In Canada specifically, and according to a September report from Payments Canada, the vast majority (79%) of the more than 20 billion payment transactions made in 2020 were electronic payments. They accounted for 15.8 billion transactions and represented 66% of total payments value for the year.

Contactless payments grew as well in 2020, growing 13% in volume and 10% in value compared with 2019, that report noted.

Another area of new finance that Russell pointed to as innovative was cryptocurrency and blockchain technology. He noted that Franklin Equity Group can’t invest in cryptocurrencies directly, but that doing so is possible via indirect exposure through payment and large technology companies.

Cryptocurrencies have surged both in terms of their value and popularity, with their total value reaching nearly $2.5 trillion as of this month.

And, financial services companies are trying to get in on the action. Firms like Horizons ETFs Management (Canada) Inc. have launched funds this year, and Purpose Investments Inc. just filed a preliminary prospectus for three actively managed crypto ETFs on Wednesday.
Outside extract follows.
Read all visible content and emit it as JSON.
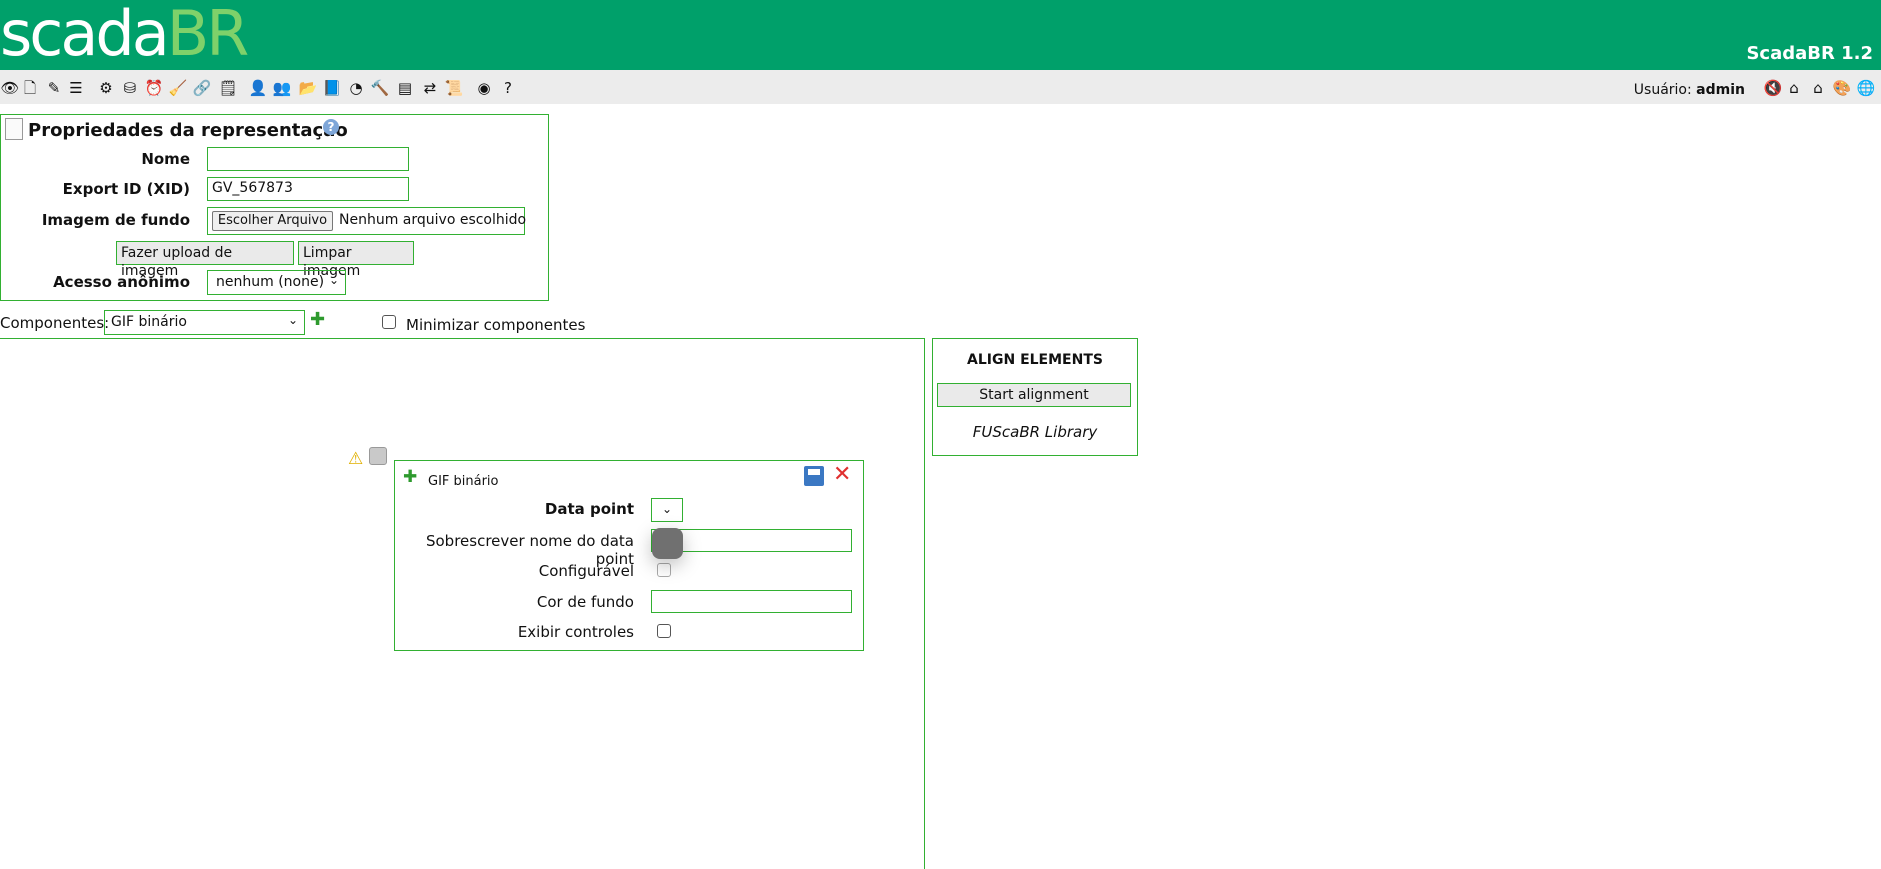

For advisors looking to capitalize on growth in the digital and card-based payments space, Russell listed off some companies that are exposed.

“Innovative payments companies like SQ [California-based financial services provider Square] and PYPL [PayPal Holdings, Inc., also based in California] are also gaining traction, and there are many merchant acquirers and payment processors that can provide exposure to more specific trends,” he suggested.